Skąd takie różnice? Mogą one wynikać między innymi ze specyfiki rynku i wysokiej konkurencji. Im bardziej zaciekła walka o klienta, tym sklepy będą przygotowywać atrakcyjniejsze oferty. Nie zawsze będzie ona atrakcyjniejsza pod względem ceny. Zamiast tego może być bogatsza np. w dodatkowe akcesoria, które normalnie musielibyśmy dokupić poza zestawem.
Zakupy np. z Chin mogą być korzystne cenowo z jeszcze jednego względu. Domyślnie nie zawierają cła i podatku VAT. Warto o tym pamiętać, by po zamówieniu nie być zaskoczonym, gdy urząd celny poprosi nas o uiszczenie dodatkowej opłaty. Niekiedy jej doliczenie do finalnego kosztu zakupu sprawi, że zagraniczna oferta przestanie być aż tak atrakcyjna.

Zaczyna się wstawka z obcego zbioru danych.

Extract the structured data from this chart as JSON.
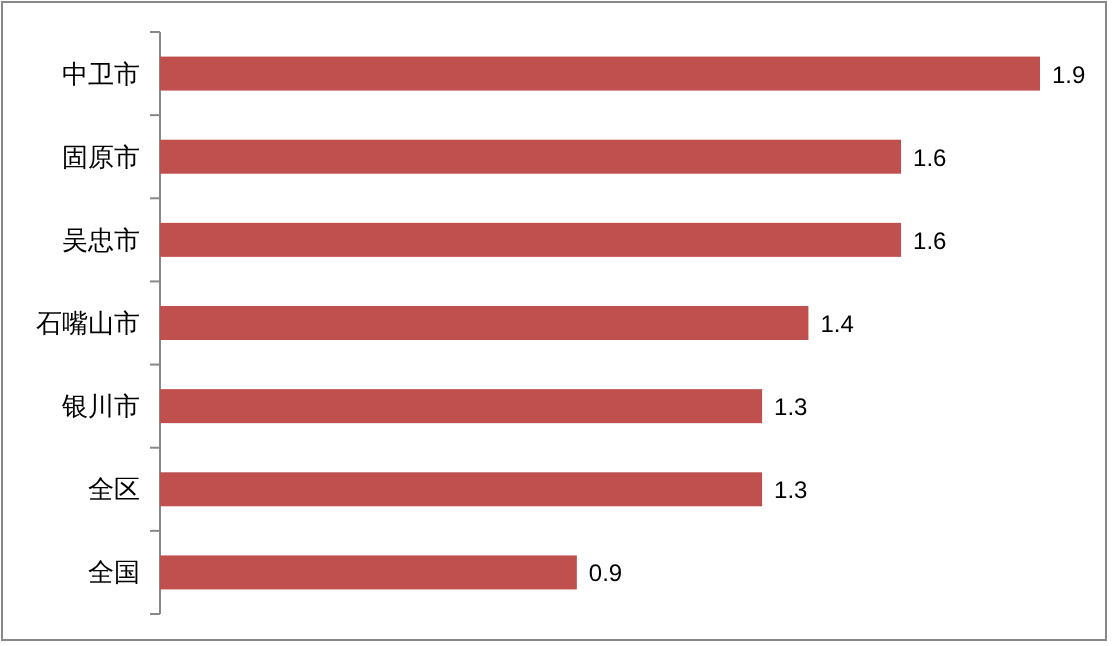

Kiedy na nasze zamówienie mogą zostać nałożone dodatkowe opłaty? Jeżeli zamawiamy ze sklepu na terenie Unii Europejskiej, cena widniejąca w podsumowaniu prawdopodobnie będzie ostateczną. Inaczej jest w przypadku zakupów spoza UE – np. z Chin lub Stanów Zjednoczonych.

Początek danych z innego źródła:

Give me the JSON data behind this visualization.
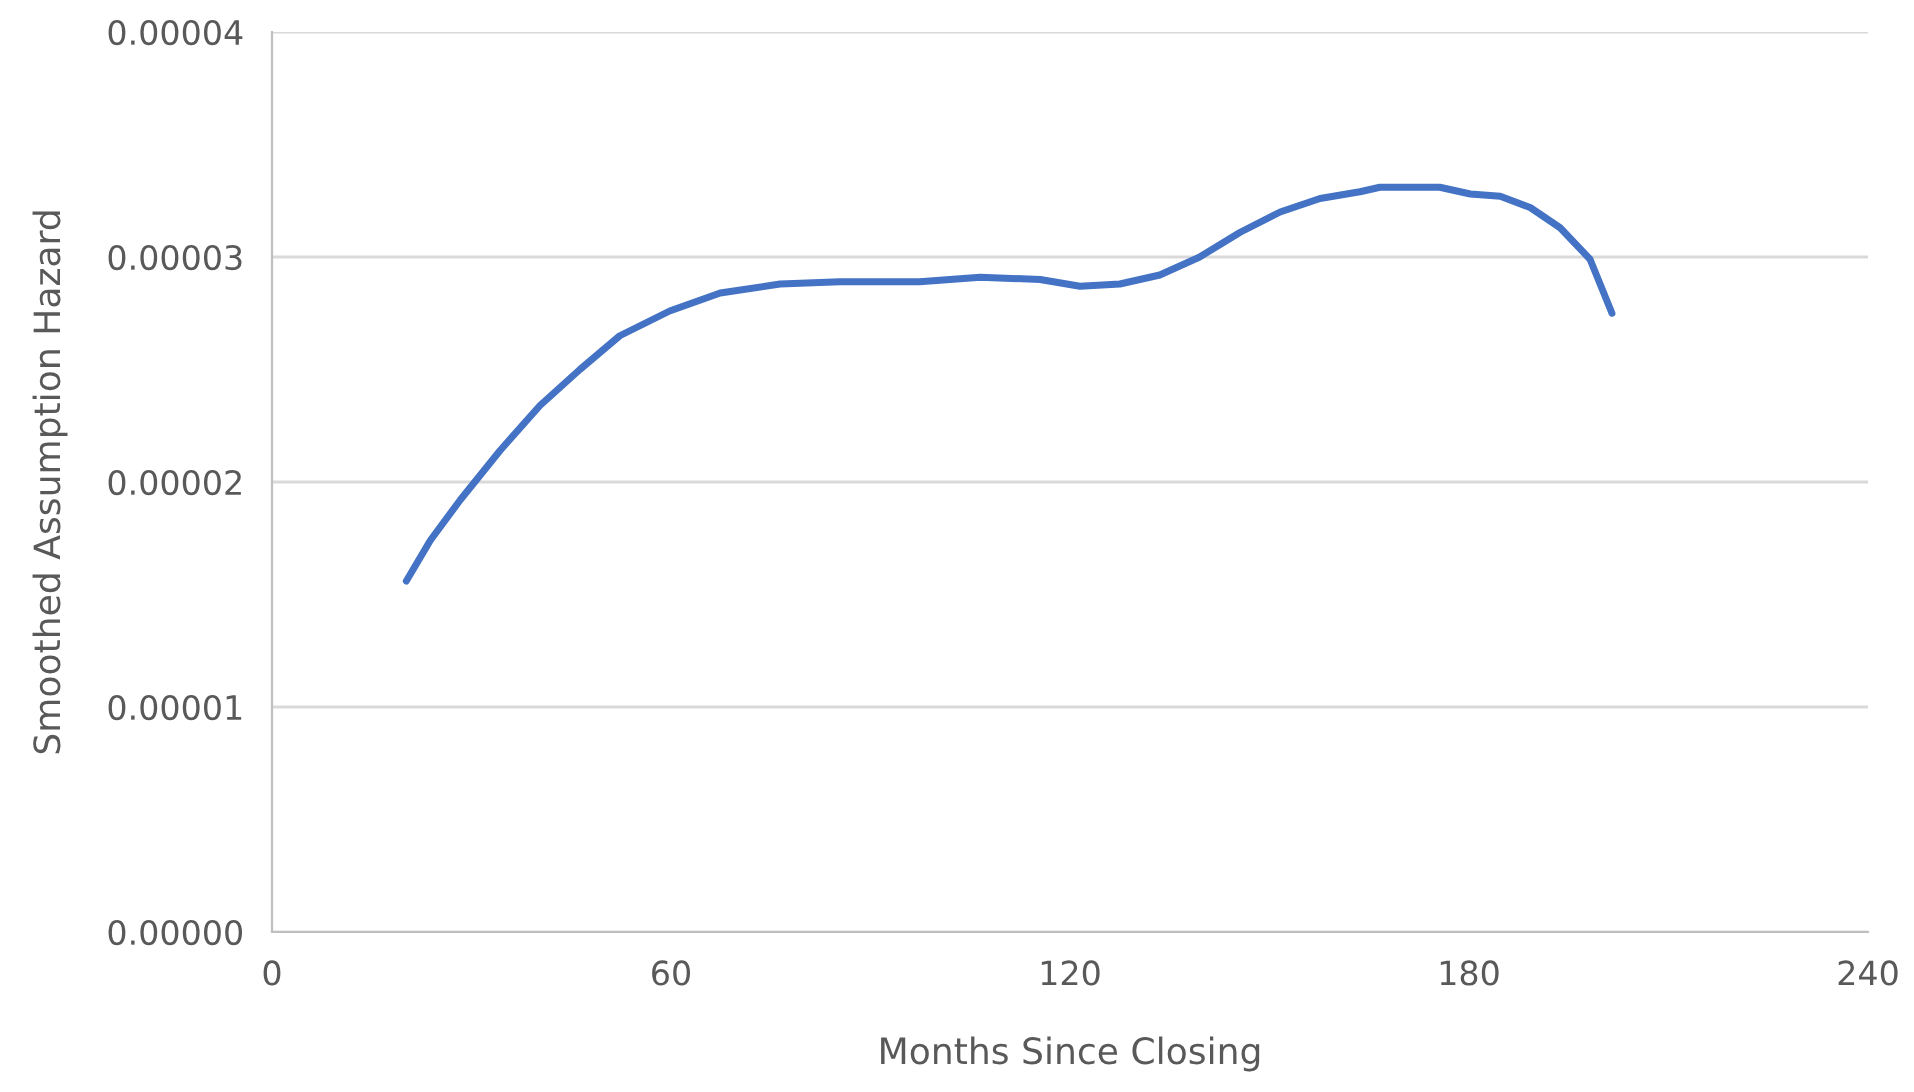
{
  "chart_data": {
    "type": "line",
    "xlabel": "Months Since Closing",
    "ylabel": "Smoothed Assumption Hazard",
    "x": [
      20.2,
      23.8,
      28.3,
      34.3,
      40.3,
      46.3,
      52.3,
      59.8,
      67.4,
      76.4,
      85.4,
      97.4,
      106.5,
      115.5,
      121.5,
      127.5,
      133.5,
      139.5,
      145.6,
      151.6,
      157.6,
      163.6,
      166.6,
      175.6,
      180.2,
      184.7,
      189.2,
      193.7,
      198.2,
      201.5
    ],
    "series": [
      {
        "color": "#4472c4",
        "values": [
          1.56e-05,
          1.74e-05,
          1.92e-05,
          2.14e-05,
          2.34e-05,
          2.5e-05,
          2.65e-05,
          2.76e-05,
          2.84e-05,
          2.88e-05,
          2.89e-05,
          2.89e-05,
          2.91e-05,
          2.9e-05,
          2.87e-05,
          2.88e-05,
          2.92e-05,
          3e-05,
          3.11e-05,
          3.2e-05,
          3.26e-05,
          3.29e-05,
          3.31e-05,
          3.31e-05,
          3.28e-05,
          3.27e-05,
          3.22e-05,
          3.13e-05,
          2.99e-05,
          2.75e-05
        ]
      }
    ],
    "xlim": [
      0,
      240
    ],
    "xticks": [
      0,
      60,
      120,
      180,
      240
    ],
    "ylim": [
      0,
      4e-05
    ],
    "yticks": [
      {
        "value": 0,
        "label": "0.00000"
      },
      {
        "value": 1e-05,
        "label": "0.00001"
      },
      {
        "value": 2e-05,
        "label": "0.00002"
      },
      {
        "value": 3e-05,
        "label": "0.00003"
      },
      {
        "value": 4e-05,
        "label": "0.00004"
      }
    ],
    "grid": "y",
    "marker": "none",
    "line_style": "solid",
    "legend": false
  }
}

Zgodnie z przepisami art. 23 i 24 Rozporządzenia Rady Wspólnoty Europejskiej Nr 1186/2009 z 16 listopada 2009 r. z opłaty celnej zwolnione są „towary o niewielkiej wartości” wysyłane z państwa trzeciego bezpośrednio do odbiorcy z kraju Unii Europejskiej.
„Niewielka wartość” oznacza produkty do 150 euro. Zwolnienie nie obowiązuje jednak w przypadku alkoholi, perfum oraz wyrobów tytoniowych. Osobną kategorią są telefony, smartfony, tablety, smartwatche, drony czy laptopy, które są zwolnione z cła, nawet jeżeli ich wartość przekracza 150 euro.
Ile wynosi cło dla innych produktów? Dokładną stawkę można sprawdzić w Systemie Zintegrowanej Taryfy Celnej ISZTAR, który jest na bieżąco aktualizowany na podstawie danych krajowych i informacji pochodzących z Dyrekcji Generalnej Podatków i Unii Celnej.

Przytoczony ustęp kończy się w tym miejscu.